Le logement est au cœur des préoccupations des Français. Nul ne peut envisager sereinement la construction d’un foyer ou l’accomplissement d’un projet professionnel sans un accès durable et sécurisé à un logement. Or aujourd’hui, notre logiciel immobilier se doit d’être repensé pour coller aux mutations économiques et sociales en cours.

Le parc du logement français se compose de 35 425 000 unités, contre 25 453 000 il y a 30 ans. Au sein de ce parc, on dénombre 82,3% de logements principaux (29,2 millions d’unités), 9,4% de logements secondaires (3,3 millions d’unités) et 8,3% de logements vacants (2,9 millions d’unités).

Dans le même temps, la Fondation Abbé Pierre  nous apprend que 896 000 personnes sont privées de logement personnel et 4 millions souffrent de mal logement. Le logement est devenu le premier poste de dépenses des ménages (locataires et propriétaires), absorbant en moyenne 28,3% du revenu. La disparité est très grande selon les profils des ménages : le taux d’effort des ménages appartenant au premier décile de revenu et se logeant dans le secteur privé est de 52%. Il devient ainsi de plus en plus difficile de se loger, ce qui peut induire des difficultés à accepter une mobilité professionnelle.

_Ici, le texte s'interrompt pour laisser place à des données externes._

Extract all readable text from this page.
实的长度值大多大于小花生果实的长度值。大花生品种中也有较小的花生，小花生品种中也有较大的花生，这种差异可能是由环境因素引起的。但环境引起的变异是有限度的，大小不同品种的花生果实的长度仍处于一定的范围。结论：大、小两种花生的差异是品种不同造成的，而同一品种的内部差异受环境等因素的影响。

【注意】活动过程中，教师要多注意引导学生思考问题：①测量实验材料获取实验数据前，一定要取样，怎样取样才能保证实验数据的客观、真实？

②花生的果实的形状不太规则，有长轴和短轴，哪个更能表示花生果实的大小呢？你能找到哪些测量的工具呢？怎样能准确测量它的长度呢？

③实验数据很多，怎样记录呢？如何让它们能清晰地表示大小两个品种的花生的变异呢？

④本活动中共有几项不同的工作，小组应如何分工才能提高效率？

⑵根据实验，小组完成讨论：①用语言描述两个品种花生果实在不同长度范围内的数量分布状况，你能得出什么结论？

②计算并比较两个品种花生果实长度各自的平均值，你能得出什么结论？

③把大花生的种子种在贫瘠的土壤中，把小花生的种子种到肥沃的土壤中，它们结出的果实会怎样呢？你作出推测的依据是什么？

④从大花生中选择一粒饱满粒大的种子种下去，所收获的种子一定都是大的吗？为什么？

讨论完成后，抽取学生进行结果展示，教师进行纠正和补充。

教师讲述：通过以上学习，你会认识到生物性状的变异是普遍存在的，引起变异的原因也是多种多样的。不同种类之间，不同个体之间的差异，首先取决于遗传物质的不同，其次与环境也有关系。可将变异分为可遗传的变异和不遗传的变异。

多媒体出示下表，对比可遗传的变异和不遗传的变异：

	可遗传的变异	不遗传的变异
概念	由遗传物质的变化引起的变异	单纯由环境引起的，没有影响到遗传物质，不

Pourtant, l’Etat français a à cœur de stabiliser le marché du logement. Les dépenses publiques  liées au logement s’élèvent à 42 milliards €  par an, dont 21 milliards €  au titre des APL.

A cela s’ajoutent les 4,5 millions de logements sociaux que l’on dénombre sur notre territoire. Pourtant l’efficacité du ciblage dans l’attribution de ces derniers reste à démontrer : 70% des locataires d’un logement privé peuvent prétendre à un logement social. Ce trop haut taux d’éligibilité est une barrière pour les plus défavorisé : ceux logés dans le parc social sont devenus minoritaire, leur part tombant de 24% à 7.7% en 20 ans. A l’inverse, 84.000 ménages y logeant font partie des 10% des ménages les plus riches de France.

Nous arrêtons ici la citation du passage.